2012 Fiscal Year Annual Research Report
超高速時間分解赤外分光法による励起状態プロトン移動反応の反応ダイナミクス研究
Project/Area Number |
12J05526
|
Research Institution | Kobe University |
Principal Investigator |
近藤 未菜子 神戸大学, 分子フォトサイエンス研究センター, 特別研究員(PD)
|
Keywords | 時間分解振動ダイナミクス / 水素結合相互作用 / 溶媒和ダイナミクス / アミノフタルイミド |
Research Abstract |
本研究は励起状態の化学反応ダイナミクスへ溶媒分子と反応プローブ分子の水素結合形成がどのように影響を及ぼすのかということに注目している。当初予定していたヒドロキシキノリンでは必要な濃度で溶液を調整することが難しいため、プローブ分子の変更を行った。用いた4-アミノフタルイミド(4-AP)は蛍光プローブとして知られる分子であり極性溶媒中では励起状態で電荷移動反応することが知られている。4-APは溶媒和、回転緩和ダイナミクスの測定に多く用いられている。近年では、逆ミセル内の制限空間内の溶媒やイオン液体などより複雑な系へ応用されている。
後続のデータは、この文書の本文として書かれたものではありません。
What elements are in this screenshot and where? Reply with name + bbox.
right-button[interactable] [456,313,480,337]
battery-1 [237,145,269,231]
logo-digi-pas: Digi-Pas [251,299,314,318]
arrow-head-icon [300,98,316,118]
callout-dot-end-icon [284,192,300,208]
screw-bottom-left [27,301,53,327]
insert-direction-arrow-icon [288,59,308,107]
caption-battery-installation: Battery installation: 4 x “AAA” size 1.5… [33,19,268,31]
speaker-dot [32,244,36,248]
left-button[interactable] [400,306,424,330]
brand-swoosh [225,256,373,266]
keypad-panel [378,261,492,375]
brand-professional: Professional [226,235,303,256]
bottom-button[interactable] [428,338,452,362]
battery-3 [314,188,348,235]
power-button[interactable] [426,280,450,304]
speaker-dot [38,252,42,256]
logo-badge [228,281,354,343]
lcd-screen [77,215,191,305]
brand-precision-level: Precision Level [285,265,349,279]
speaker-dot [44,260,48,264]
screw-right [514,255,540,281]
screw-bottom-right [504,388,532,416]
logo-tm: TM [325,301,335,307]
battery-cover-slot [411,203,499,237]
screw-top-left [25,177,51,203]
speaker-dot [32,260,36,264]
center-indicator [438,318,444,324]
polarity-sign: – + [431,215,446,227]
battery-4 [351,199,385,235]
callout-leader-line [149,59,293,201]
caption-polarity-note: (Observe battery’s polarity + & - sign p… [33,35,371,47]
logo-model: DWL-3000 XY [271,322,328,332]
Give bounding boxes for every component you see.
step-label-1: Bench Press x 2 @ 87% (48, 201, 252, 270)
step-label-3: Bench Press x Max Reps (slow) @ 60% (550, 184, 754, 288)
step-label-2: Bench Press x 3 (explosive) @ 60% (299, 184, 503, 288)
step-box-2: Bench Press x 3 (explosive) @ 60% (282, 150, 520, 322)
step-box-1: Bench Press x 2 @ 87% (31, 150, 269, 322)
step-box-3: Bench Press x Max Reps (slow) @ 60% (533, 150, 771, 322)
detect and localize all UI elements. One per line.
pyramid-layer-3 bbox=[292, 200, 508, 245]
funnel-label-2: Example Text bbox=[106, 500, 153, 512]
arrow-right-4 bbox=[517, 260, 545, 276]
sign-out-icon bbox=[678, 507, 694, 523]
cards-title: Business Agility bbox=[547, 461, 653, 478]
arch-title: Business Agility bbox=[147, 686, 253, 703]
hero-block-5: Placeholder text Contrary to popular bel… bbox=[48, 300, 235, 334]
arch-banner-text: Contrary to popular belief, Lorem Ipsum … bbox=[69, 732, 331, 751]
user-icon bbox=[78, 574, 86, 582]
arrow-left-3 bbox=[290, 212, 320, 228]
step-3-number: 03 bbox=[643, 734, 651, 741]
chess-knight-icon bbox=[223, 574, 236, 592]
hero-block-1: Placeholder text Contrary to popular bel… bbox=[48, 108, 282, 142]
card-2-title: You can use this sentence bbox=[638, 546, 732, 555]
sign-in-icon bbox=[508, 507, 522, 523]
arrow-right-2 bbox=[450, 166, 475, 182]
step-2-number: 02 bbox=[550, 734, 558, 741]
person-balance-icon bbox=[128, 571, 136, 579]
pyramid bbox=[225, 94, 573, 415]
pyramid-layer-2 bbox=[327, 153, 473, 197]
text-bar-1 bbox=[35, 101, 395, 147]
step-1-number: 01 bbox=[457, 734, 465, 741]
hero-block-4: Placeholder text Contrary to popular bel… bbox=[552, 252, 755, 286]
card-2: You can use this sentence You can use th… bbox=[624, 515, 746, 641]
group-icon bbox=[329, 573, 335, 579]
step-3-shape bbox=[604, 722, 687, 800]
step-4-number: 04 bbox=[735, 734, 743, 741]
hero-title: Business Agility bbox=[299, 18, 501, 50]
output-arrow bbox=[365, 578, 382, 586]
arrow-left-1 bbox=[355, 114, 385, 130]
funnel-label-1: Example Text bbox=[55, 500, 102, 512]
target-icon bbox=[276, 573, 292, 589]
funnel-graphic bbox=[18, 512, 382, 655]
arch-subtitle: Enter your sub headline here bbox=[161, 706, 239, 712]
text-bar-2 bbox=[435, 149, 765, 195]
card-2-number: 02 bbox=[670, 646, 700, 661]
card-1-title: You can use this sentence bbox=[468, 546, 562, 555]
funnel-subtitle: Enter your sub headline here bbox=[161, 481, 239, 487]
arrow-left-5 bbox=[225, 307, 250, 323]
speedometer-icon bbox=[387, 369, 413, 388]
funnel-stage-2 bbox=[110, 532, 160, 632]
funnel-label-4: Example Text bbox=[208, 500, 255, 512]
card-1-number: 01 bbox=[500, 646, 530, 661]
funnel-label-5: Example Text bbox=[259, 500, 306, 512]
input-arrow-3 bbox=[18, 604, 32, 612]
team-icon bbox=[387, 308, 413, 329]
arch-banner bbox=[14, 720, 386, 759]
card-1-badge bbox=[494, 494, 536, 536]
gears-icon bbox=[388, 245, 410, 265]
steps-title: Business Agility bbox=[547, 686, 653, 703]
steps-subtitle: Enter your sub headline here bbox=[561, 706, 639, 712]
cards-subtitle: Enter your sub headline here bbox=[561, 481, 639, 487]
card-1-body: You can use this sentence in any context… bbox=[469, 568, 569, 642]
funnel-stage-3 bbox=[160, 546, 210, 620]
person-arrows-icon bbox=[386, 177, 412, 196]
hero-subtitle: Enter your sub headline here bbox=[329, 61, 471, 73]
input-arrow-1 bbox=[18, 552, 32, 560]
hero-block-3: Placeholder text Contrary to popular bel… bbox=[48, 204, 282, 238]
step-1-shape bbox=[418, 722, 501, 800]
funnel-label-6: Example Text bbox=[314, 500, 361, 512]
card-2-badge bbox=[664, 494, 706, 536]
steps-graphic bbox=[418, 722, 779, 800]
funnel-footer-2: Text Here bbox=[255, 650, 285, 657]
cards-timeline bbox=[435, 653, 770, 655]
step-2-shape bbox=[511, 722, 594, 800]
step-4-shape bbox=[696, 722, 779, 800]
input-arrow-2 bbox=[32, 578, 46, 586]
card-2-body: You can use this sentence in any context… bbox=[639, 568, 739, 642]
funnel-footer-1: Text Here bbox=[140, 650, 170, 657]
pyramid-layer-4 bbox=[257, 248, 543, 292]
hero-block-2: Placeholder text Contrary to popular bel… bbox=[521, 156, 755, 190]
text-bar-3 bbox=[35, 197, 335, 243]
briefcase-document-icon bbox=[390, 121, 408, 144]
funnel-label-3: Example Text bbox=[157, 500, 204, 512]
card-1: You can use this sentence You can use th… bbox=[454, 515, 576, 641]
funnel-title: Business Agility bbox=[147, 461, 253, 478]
プロトン性溶媒中ではその電子スペクトルのピーク位置が溶媒の極性から予想されるピーク位置から大きくずれること、蛍光消光がおこることが知られている。これは、基底状態および励起状態の4-AP分子が溶媒分子と水素結合錯体を形成することで、エネルギー状態が非プロトン性溶媒中に存在するときよりも安定化されることが原因と考えられる。このように、4-APは蛍光プローブ分子として盛んに研究され様々な系へ応用されているにもかかわらず、励起状態の振動ダイナミクスの研究はこれまでされていない。そこで、本研究では4・APの励起状態のカルボニル基の振動モードの時間変化を測定する。また、量子化学計算も行い得られた計算結果と実験結果を比較することにより、励起状態における4-APの振動ダイナミクスを詳細に研究することを目的としている。今年度は、基本的な電子スペクトル測定とFTIR測定によって基底状態4-APのカルボニル基の振動モードを様々な溶液中で測定し、分光データの蓄積とその解析を行った。次に、サブpsの時間分解能を持つ可視ポンプ赤外プローブ分光法を用いることにより励起状態のカルボニル基の振動伸縮モードを過渡吸収スペクトルとして測定した。また、同様の実験をイミド基の水素をメチル基置換した4-アミノ-N-メチルフタルイミド(4-AMP)でも行った。
|
Current Status of Research Progress |
Current Status of Research Progress
2: Research has progressed on the whole more than it was originally planned.
Reason
時間分解振動分光法に携わるのは初めてであり、増幅器を用いた実験も始めてであった。そこで初年度は可視ボンプ赤外プローブ分光法に必要な基礎的な定常状態の電子スペクトル測定、FFTIR測定実験をも行い測定装置の原理や使用方法の学ぶことに力点をおいた。また、測定データを解析するためのプログラム開発を行う必要があった。
|
Strategy for Future Research Activity |
量子化学計算(Gaussian09)を行い平成24年度に得られた測定データと比較を行うことによって基底状態、励起状態の振動モードのより詳細な議論を行う。量子化学計算として用いるDFT、TDDFT計算はそれぞれ基底状態、励起状態での振動モードの計算に用いられており、溶媒分子と水素結合錯体を形成した分子モデル、錯体を形成していない単分子での振動数計算を行う。さらに、非極性溶媒と非プロトン性またはプロトン性溶媒との混合液体中で本年度と同様の実験を予定しており、プローブ分子が純溶媒中とは異なる溶媒構造中で振動モードがどのように変えられるのか議論を行う。